Nobel Prize Interdisciplinary Knowledge Graph¶
Unveiling a century of cross-disciplinary inspiration in science through Knowledge Graphs
Overview¶
This project builds a Cross-disciplinary Technical Concept Knowledge Graph anchored on Nobel Prize laureates and their core publications. It visualizes the key developmental pathways of natural sciences over the past 100 years, with a focus on revealing cross-disciplinary inspiration and technology transfer trajectories between different fields.
Core Outputs¶
An interactive, queryable knowledge graph where:
- Nodes = Key technical concepts (e.g., SGD, Transformer, X-ray Crystallography, PCR, etc.)
- Edges = Evolutionary relationships between concepts (derivation, application migration, fusion)
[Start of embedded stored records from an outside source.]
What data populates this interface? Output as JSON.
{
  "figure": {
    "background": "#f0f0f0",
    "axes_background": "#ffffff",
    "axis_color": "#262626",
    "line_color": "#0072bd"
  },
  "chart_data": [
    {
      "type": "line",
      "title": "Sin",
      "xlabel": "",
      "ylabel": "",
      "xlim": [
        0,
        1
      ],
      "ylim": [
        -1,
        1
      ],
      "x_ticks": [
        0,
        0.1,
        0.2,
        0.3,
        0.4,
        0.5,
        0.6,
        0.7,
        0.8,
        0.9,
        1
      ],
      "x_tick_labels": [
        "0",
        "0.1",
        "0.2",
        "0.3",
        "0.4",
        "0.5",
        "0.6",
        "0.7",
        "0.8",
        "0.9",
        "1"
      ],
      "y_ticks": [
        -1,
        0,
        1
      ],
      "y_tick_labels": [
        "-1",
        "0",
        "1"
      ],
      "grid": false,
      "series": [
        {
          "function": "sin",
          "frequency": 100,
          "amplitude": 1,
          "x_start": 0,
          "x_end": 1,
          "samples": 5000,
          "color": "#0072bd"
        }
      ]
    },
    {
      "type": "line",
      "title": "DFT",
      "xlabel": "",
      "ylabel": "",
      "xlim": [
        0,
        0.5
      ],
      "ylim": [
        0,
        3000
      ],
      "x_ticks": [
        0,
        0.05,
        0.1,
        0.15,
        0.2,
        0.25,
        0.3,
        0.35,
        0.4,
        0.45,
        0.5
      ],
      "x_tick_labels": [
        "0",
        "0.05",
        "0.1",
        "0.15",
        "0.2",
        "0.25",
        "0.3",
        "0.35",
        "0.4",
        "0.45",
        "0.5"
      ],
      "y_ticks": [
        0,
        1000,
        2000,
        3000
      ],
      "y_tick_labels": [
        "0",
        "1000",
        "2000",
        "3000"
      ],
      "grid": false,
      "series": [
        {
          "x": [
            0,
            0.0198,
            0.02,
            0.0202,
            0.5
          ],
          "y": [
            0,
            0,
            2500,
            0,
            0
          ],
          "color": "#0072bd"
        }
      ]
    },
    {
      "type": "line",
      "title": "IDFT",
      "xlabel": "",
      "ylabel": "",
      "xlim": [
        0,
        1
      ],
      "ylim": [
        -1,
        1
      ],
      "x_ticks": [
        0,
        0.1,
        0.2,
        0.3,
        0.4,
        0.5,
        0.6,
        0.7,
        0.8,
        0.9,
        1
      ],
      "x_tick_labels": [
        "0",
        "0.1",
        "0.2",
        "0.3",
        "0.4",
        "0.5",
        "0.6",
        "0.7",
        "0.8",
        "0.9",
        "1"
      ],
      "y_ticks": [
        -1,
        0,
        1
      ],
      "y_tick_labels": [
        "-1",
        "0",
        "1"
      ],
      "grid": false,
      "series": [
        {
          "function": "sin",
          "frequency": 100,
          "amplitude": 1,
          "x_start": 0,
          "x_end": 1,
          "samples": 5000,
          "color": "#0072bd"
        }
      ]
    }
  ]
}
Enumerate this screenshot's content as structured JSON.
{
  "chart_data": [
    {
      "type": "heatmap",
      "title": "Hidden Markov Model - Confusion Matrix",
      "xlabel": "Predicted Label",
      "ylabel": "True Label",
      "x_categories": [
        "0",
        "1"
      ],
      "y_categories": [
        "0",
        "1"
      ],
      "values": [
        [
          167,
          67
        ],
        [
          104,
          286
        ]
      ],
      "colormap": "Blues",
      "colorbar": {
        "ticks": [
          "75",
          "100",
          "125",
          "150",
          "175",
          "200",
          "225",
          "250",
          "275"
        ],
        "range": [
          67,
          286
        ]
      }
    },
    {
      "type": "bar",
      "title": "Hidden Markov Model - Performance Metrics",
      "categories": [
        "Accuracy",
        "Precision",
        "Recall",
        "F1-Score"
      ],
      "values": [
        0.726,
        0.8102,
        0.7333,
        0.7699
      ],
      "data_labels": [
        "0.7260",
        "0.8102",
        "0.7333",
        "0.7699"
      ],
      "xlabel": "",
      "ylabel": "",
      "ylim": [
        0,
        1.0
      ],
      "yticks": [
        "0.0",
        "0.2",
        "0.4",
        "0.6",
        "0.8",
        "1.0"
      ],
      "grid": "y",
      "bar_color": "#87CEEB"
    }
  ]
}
- Each concept node is associated with the corresponding Nobel laureate, representative papers, discipline, and temporal coordinates
Key Features¶
| Feature | Description |
|---|---|
| Multi-source Data Integration | Combines 757 laureates, 245K+ papers, 9M+ citation records |
| LLM-powered Concept Extraction | Uses GPT-4o to extract structured technical concepts from papers |
| Cross-disciplinary Detection | Automatically identifies concept migration across scientific fields |
| Interactive Visualization | Timeline, network graph, and heatmap visualizations |
| Insight Reports | Auto-generated analysis of hub concepts and field interactions |
Quick Start¶
# Install dependencies
uv add polars pandas pyarrow networkx pyvis plotly requests openai pyyaml python-dotenv tqdm scikit-learn
# Run the full pipeline
uv run python main.py
# Or run specific phases
uv run python main.py --phase 1 # Data loading only
uv run python main.py --skip-llm # Skip LLM extraction
See Getting Started for detailed setup instructions.
Architecture at a Glance¶
flowchart LR
A[Raw Data<br>CSV/JSON] --> B[Phase 1<br>Data Loading]
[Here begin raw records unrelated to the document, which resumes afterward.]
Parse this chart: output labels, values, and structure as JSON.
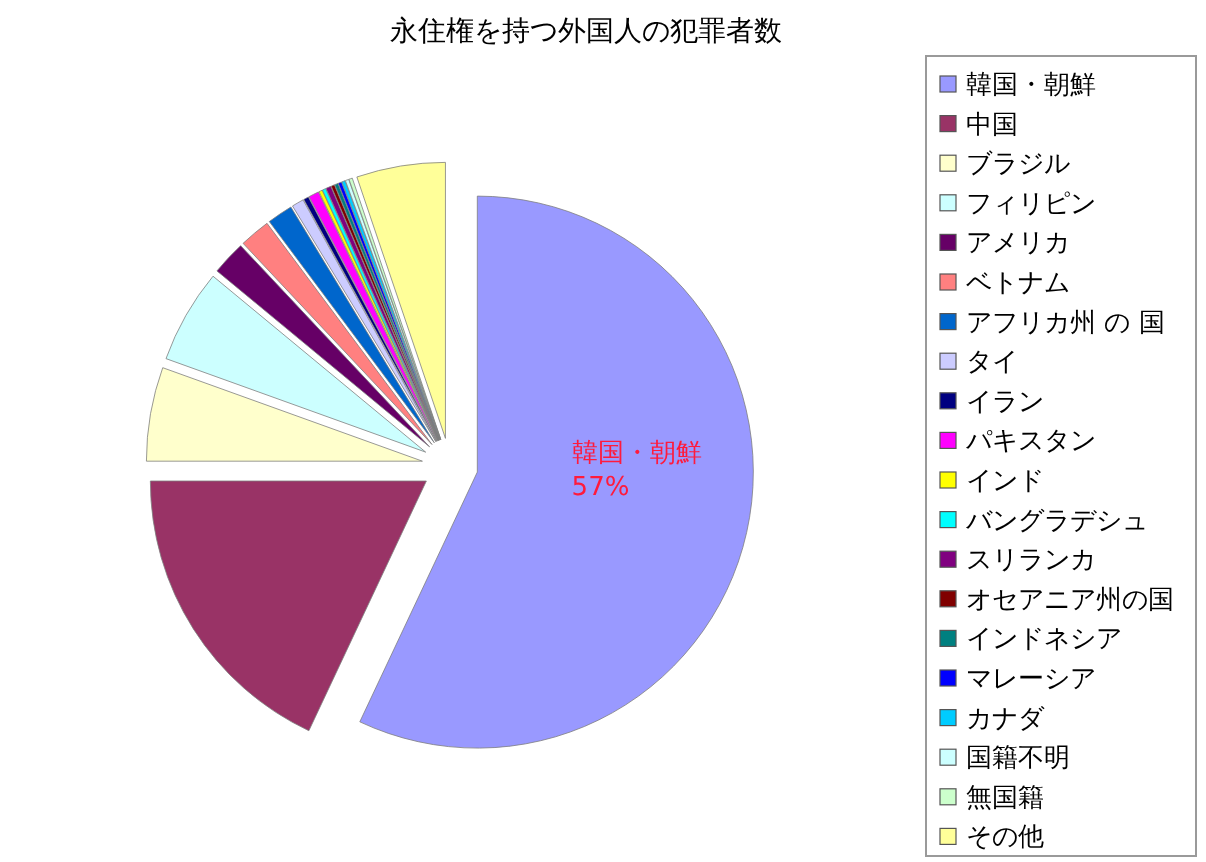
{
  "chart_data": {
    "type": "pie",
    "title": "永住権を持つ外国人の犯罪者数",
    "categories": [
      "韓国・朝鮮",
      "中国",
      "ブラジル",
      "フィリピン",
      "アメリカ",
      "ベトナム",
      "アフリカ州 の 国",
      "タイ",
      "イラン",
      "パキスタン",
      "インド",
      "バングラデシュ",
      "スリランカ",
      "オセアニア州の国",
      "インドネシア",
      "マレーシア",
      "カナダ",
      "国籍不明",
      "無国籍",
      "その他"
    ],
    "values": [
      57,
      18,
      5.5,
      5.5,
      2,
      1.8,
      1.5,
      0.7,
      0.3,
      0.6,
      0.2,
      0.2,
      0.3,
      0.2,
      0.2,
      0.2,
      0.2,
      0.2,
      0.2,
      5.2
    ],
    "colors": [
      "#9999ff",
      "#993366",
      "#ffffcc",
      "#ccffff",
      "#660066",
      "#ff8080",
      "#0066cc",
      "#ccccff",
      "#000080",
      "#ff00ff",
      "#ffff00",
      "#00ffff",
      "#800080",
      "#800000",
      "#008080",
      "#0000ff",
      "#00ccff",
      "#ccffff",
      "#ccffcc",
      "#ffff99"
    ],
    "value_labels": [
      "57%",
      null,
      null,
      null,
      null,
      null,
      null,
      null,
      null,
      null,
      null,
      null,
      null,
      null,
      null,
      null,
      null,
      null,
      null,
      null
    ],
    "legend": "right"
  }
}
B --> C[Phase 1.5<br>Content Enrichment]
C --> D[Phase 2<br>Concept Extraction]
D --> E[Phase 3+4<br>Graph Construction]
E --> F[Phase 5<br>Visualization]
E --> G[Phase 6<br>Insight Analysis]
style A fill:#f9f,stroke:#333
style E fill:#bbf,stroke:#333
style F fill:#bfb,stroke:#333
style G fill:#bfb,stroke:#333
Project Structure¶
nobel/
├── main.py # Pipeline entry point
├── config/
│ └── settings.yaml # Project configuration
├── src/
│ ├── data_loader.py # Phase 1: Data loading & cleaning
│ ├── content_enricher.py # Phase 1.5: Content enrichment
│ ├── openalex_enricher.py# Phase 2a: OpenAlex concept enrichment
│ ├── concept_extractor.py# Phase 2b: LLM concept extraction
│ ├── graph_builder.py # Phase 3+4: Knowledge graph construction
│ ├── visualize.py # Phase 5: Interactive visualization
│ └── insight_analyzer.py # Phase 6: Insight analysis & reporting
├── data/ # Source data (CSV + JSON)
├── output/ # Generated outputs
│ ├── clean_data/ # Cleaned Parquet files
│ ├── concepts/ # Extracted concepts
│ ├── graph/ # Knowledge graph (JSON/GraphML)
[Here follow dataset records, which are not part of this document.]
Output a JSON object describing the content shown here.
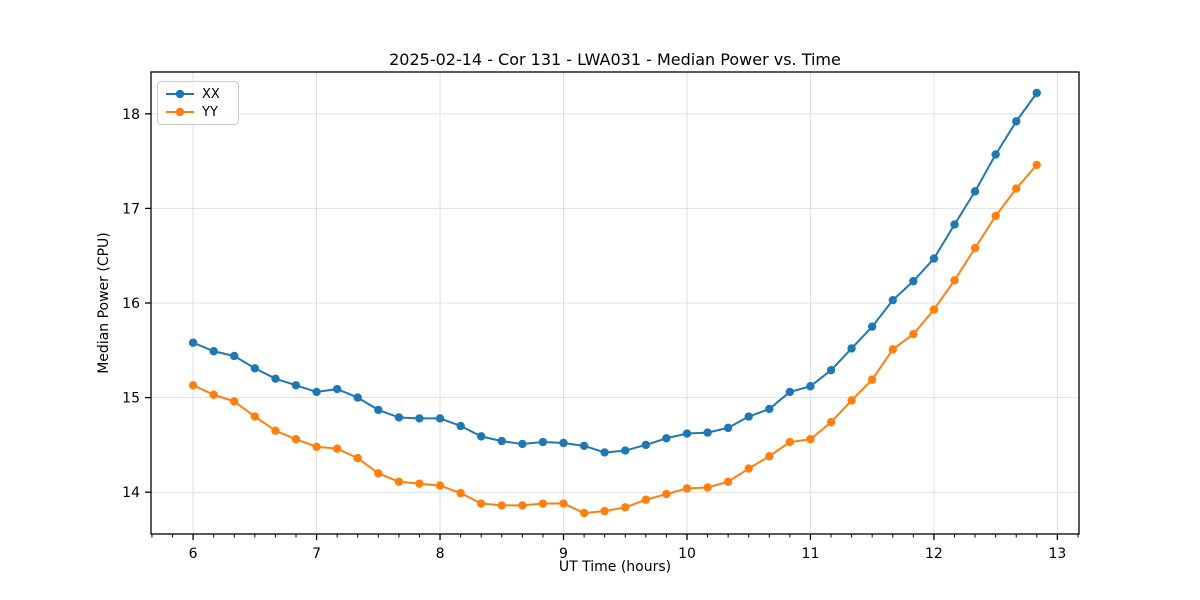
{
  "figure": {
    "title": "2025-02-14 - Cor 131 - LWA031 - Median Power vs. Time",
    "xlabel": "UT Time (hours)",
    "ylabel": "Median Power (CPU)"
  },
  "legend": {
    "entries": [
      {
        "label": "XX",
        "color": "#1f77b4"
      },
      {
        "label": "YY",
        "color": "#ff7f0e"
      }
    ]
  },
  "colors": {
    "background": "#ffffff",
    "grid": "#e0e0e0",
    "spine": "#000000",
    "text": "#000000",
    "series_blue": "#1f77b4",
    "series_orange": "#ff7f0e"
  },
  "chart_data": {
    "type": "line",
    "title": "2025-02-14 - Cor 131 - LWA031 - Median Power vs. Time",
    "xlabel": "UT Time (hours)",
    "ylabel": "Median Power (CPU)",
    "xlim": [
      5.659,
      13.175
    ],
    "ylim": [
      13.558,
      18.442
    ],
    "xticks": [
      6,
      7,
      8,
      9,
      10,
      11,
      12,
      13
    ],
    "yticks": [
      14,
      15,
      16,
      17,
      18
    ],
    "x_minor_step": 0.1666667,
    "grid": true,
    "legend_position": "upper left",
    "marker": "o",
    "x": [
      6.0,
      6.167,
      6.333,
      6.5,
      6.667,
      6.833,
      7.0,
      7.167,
      7.333,
      7.5,
      7.667,
      7.833,
      8.0,
      8.167,
      8.333,
      8.5,
      8.667,
      8.833,
      9.0,
      9.167,
      9.333,
      9.5,
      9.667,
      9.833,
      10.0,
      10.167,
      10.333,
      10.5,
      10.667,
      10.833,
      11.0,
      11.167,
      11.333,
      11.5,
      11.667,
      11.833,
      12.0,
      12.167,
      12.333,
      12.5,
      12.667,
      12.833
    ],
    "series": [
      {
        "name": "XX",
        "color": "#1f77b4",
        "values": [
          15.58,
          15.49,
          15.44,
          15.31,
          15.2,
          15.13,
          15.06,
          15.09,
          15.0,
          14.87,
          14.79,
          14.78,
          14.78,
          14.7,
          14.59,
          14.54,
          14.51,
          14.53,
          14.52,
          14.49,
          14.42,
          14.44,
          14.5,
          14.57,
          14.62,
          14.63,
          14.68,
          14.8,
          14.88,
          15.06,
          15.12,
          15.29,
          15.52,
          15.75,
          16.03,
          16.23,
          16.47,
          16.83,
          17.18,
          17.57,
          17.92,
          18.22
        ]
      },
      {
        "name": "YY",
        "color": "#ff7f0e",
        "values": [
          15.13,
          15.03,
          14.96,
          14.8,
          14.65,
          14.56,
          14.48,
          14.46,
          14.36,
          14.2,
          14.11,
          14.09,
          14.07,
          13.99,
          13.88,
          13.86,
          13.86,
          13.88,
          13.88,
          13.78,
          13.8,
          13.84,
          13.92,
          13.98,
          14.04,
          14.05,
          14.11,
          14.25,
          14.38,
          14.53,
          14.56,
          14.74,
          14.97,
          15.19,
          15.51,
          15.67,
          15.93,
          16.24,
          16.58,
          16.92,
          17.21,
          17.46
        ]
      }
    ]
  }
}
│ ├── viz/ # HTML visualizations
│ └── reports/ # Analysis reports
└── docs/ # This documentation
Documentation Map¶
| Section | Description |
|---|---|
| Getting Started | Installation, prerequisites, and first run |
| Architecture | System design and data flow |
| Configuration | Detailed configuration reference |
| Pipeline | Step-by-step pipeline documentation |
| API Reference | Module-level function documentation |
| Data | Data sources and knowledge graph schema |
| Contributing | How to contribute to this project |
License¶
This project is for research and educational purposes.